Another participant, a black Springfield poet who goes by the moniker Bizz Zoc7, dug right into his new blog and—to my delight—fired up a first post about local politics, titling it "Crookticians" and giving it multiple tags. I was able to demonstrate how use of tagging posts helped us locate Bizz Zoc’s new blog via a Vox.com search for "crooks." (No other Vox bloggers had yet used that tag.)

In introducing the concept of a blog to the class, I mentioned the importance of seeking out other blogs, connecting via comments, and providing a link to your own blog in kind. Gradually, a community is formed. Locally speaking, such community is vitally needed—because there are precious few public forums for meaningful, inclusive discussion in the city—but in the broader context of Internet communities, reader feedback tends to be highly valued, and the dialogue becomes the story.

Such dialogue can easily become nasty when we don’t see each other face to face. Recently I ran across an eastern Massachusetts-based blog related to education. The blogger wrote briefly about driving to Springfield for some reason, and a commenter called the city "the armpit of Massachusetts." (There is dispute over what place, really, is that armpit. In my opinion there must be a maximum of two.) I testily commented on the comment, and later heard directly from the commenter. We exchanged a couple of emails and I was able to explain my view that the city is turning around.

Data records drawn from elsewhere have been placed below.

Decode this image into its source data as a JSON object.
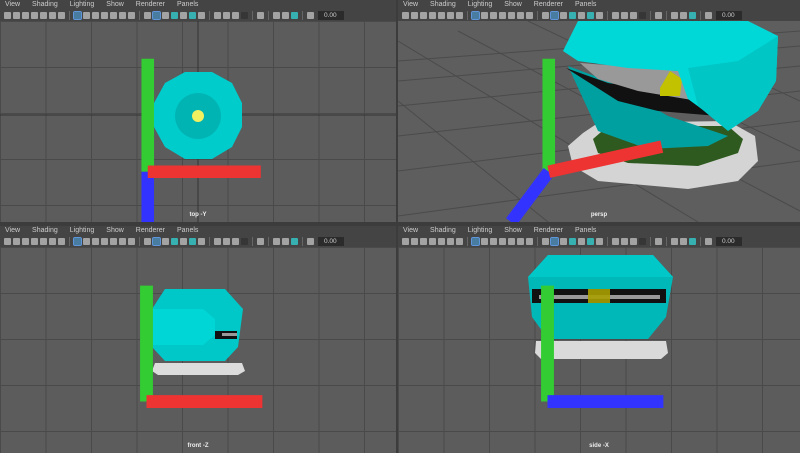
{
  "menu": [
    "View",
    "Shading",
    "Lighting",
    "Show",
    "Renderer",
    "Panels"
  ],
  "toolbar": {
    "icons": [
      "camera",
      "camera-select",
      "camera-lock",
      "bookmark",
      "image-plane",
      "2d-pan",
      "grease-pencil",
      "|",
      "grid",
      "film-gate",
      "resolution-gate",
      "gate-mask",
      "field-chart",
      "safe-action",
      "safe-title",
      "|",
      "wireframe",
      "smooth-shade",
      "default-material",
      "textured",
      "xray",
      "use-all-lights",
      "shadows",
      "|",
      "ambient-occlusion",
      "motion-blur",
      "anti-aliasing",
      "depth-of-field",
      "|",
      "isolate-select",
      "|",
      "xray-active",
      "xray-joints",
      "backface",
      "|",
      "exposure"
    ],
    "exposure_value": "0.00"
  },
  "panels": [
    {
      "camera": "top -Y"
    },
    {
      "camera": "persp"
    },
    {
      "camera": "front -Z"
    },
    {
      "camera": "side -X"
    }
  ],
  "colors": {
    "cyan": "#00d4d4",
    "dark_cyan": "#00a8a8",
    "yellow": "#c8c800",
    "green": "#2f5a1f",
    "silver": "#d8d8d8"
  }
}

A Springfield native herself with two brothers living in Longmeadow, the commenter wrote to me that aside from Gus and Paul’s, she can’t name a single good thing about the city. While I can name good things, I may not be able to change this person’s mind, and my role as a blogger does not have to be oriented toward that activity. Donning the boxing gloves in the blog world, for me, is not that effective. I generally prefer to keep things on the mild side so that emotions don’t cloud reason. But such lessons are often learned through mistakes.


MassLive.com producer Kristen Beam of Sound Check and The Fray covers an event visited by Governor Deval Patrick.

One Urban Compass reader, a Springfield resident, recently emailed to tell me that she was having ongoing trouble posting comments here. (The technology leaves a lot to be desired—and is being overhauled—bear with me.) She wanted to attend "Start Blogging" but couldn’t, and wrote instead to share her idea for a blog. Her vision includes a brick-and-mortar plan for an arts-related community center with a grant-funded, non-profit umbrella. A musician herself with small business experience, she is currently seeking 501(c)3 status as well as a strongly business-oriented person to include in the project. She asked me, "What do you think? Do you have any ideas? Would a blog be an appropriate vehicle for this type of information?" She added that she wants to use a blog to generate buzz.

The more local blogs the better, as I told the class at the library; we need folks who will emerge into the online community from whatever their vantage point and begin to share their hopes and dreams. Like-minded readers will appear eventually, helping to put this powerful online tool to work for us beyond merely the virtual world.

My limited experience here tells me that Springfield needs sustainable projects with the type of passionate, committed investment that will serve as a shock absorber for the rough cultural terrain. A place-based blog can be a great way to begin to form community, which enhances the shock-absorption necessary to help projects persist in the face of difficulty. Much of the difficulty faced locally is in residents’ own understandably troubled, discouraged attitudes. Aspects of community life have been worn down to their threadbare essence; building a robust community up again, growing something with vitality, may well need to include the specific, micro-level, individual connections blogs can begin to offer.